2. Continuation of exploration activities
The Group incurred a loss of £192,367 during the year ended 30 November 2009 attributable to equity holders of the parent and at that date had net current liabilities of £530,187. Currently it has no revenue generating activities and is continuing to incur costs. To continue to develop the Group's exploration assets and support the value of the investment in subsidiaries supported by those assets the Group is dependent on securing further funds to continue exploration activities.
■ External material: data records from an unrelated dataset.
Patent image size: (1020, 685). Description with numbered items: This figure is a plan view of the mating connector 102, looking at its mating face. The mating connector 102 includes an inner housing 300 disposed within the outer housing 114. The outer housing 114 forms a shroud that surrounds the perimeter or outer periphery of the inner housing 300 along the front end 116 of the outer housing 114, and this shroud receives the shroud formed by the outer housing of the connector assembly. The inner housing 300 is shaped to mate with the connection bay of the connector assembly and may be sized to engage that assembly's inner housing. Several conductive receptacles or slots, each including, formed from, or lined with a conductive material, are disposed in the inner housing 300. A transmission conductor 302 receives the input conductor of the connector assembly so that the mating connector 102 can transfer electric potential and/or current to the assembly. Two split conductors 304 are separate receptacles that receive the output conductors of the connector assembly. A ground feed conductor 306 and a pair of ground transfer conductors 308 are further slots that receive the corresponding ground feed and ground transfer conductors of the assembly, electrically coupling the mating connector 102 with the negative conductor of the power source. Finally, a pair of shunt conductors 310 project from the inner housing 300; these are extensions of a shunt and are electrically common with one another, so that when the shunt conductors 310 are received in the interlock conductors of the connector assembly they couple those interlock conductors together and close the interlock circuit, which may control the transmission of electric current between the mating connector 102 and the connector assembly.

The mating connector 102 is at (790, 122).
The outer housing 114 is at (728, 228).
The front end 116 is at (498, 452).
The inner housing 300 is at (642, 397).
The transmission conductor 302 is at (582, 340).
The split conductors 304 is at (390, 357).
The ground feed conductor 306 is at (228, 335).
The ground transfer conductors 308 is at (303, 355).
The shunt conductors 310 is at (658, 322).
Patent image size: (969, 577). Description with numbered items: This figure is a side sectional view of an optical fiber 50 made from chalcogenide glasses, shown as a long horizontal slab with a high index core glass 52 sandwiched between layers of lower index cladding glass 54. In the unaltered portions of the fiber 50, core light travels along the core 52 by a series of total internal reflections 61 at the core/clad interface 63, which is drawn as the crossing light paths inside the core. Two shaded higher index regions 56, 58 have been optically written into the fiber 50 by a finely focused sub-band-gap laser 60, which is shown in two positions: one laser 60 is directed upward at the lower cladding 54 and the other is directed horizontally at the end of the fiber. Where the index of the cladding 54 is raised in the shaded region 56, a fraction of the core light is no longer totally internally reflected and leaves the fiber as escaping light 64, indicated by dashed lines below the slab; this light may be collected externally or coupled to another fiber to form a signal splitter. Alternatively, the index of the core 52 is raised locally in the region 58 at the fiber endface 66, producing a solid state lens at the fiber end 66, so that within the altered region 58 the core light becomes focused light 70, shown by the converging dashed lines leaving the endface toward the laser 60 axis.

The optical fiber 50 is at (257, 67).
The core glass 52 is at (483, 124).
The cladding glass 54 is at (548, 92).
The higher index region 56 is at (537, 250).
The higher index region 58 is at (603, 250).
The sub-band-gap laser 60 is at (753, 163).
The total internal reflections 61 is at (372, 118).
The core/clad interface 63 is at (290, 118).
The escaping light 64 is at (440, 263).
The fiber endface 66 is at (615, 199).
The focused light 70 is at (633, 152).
Under current market conditions the Directors believe that there is a material uncertainty, which may cast significant doubt upon the ability of the Company to raise sufficient funds to continue to develop the Group's exploration assets. If it is not possible to raise sufficient funds, the carrying value of the exploration assets of the Group and the investment of the Company in its subsidiaries are likely to be impaired.
3. Taxation
No charge for corporation tax for the period has been made due to the expected tax losses available.
4. Loss per share
Basic loss per share is calculated by dividing the loss attributed to ordinary shareholders of £192,367 (2008: £1,020,523) by the weighted average number of shares of 99,214,048 (2008: 89,741,243) in issue during the year. The calculation of the average number of shares in issue is based on the new number of shares in issue following the sub-division and conversion that took place during the year. The diluted loss per share calculation is identical to that used for basic loss per share as the exercise of warrants would have the effect of reducing the loss per ordinary share and is therefore not dilutive under the terms of IAS 33 "Earnings per Share".
5. Report and Accounts
The statutory accounts for the year ended 30 November 2009 will be delivered to shareholders of the Company on 30 April 2010 and will be delivered to the Registrar of Companies following the Company's Annual General Meeting. The report and accounts will also be available on the Company's web site: www.albaminersalresources.com.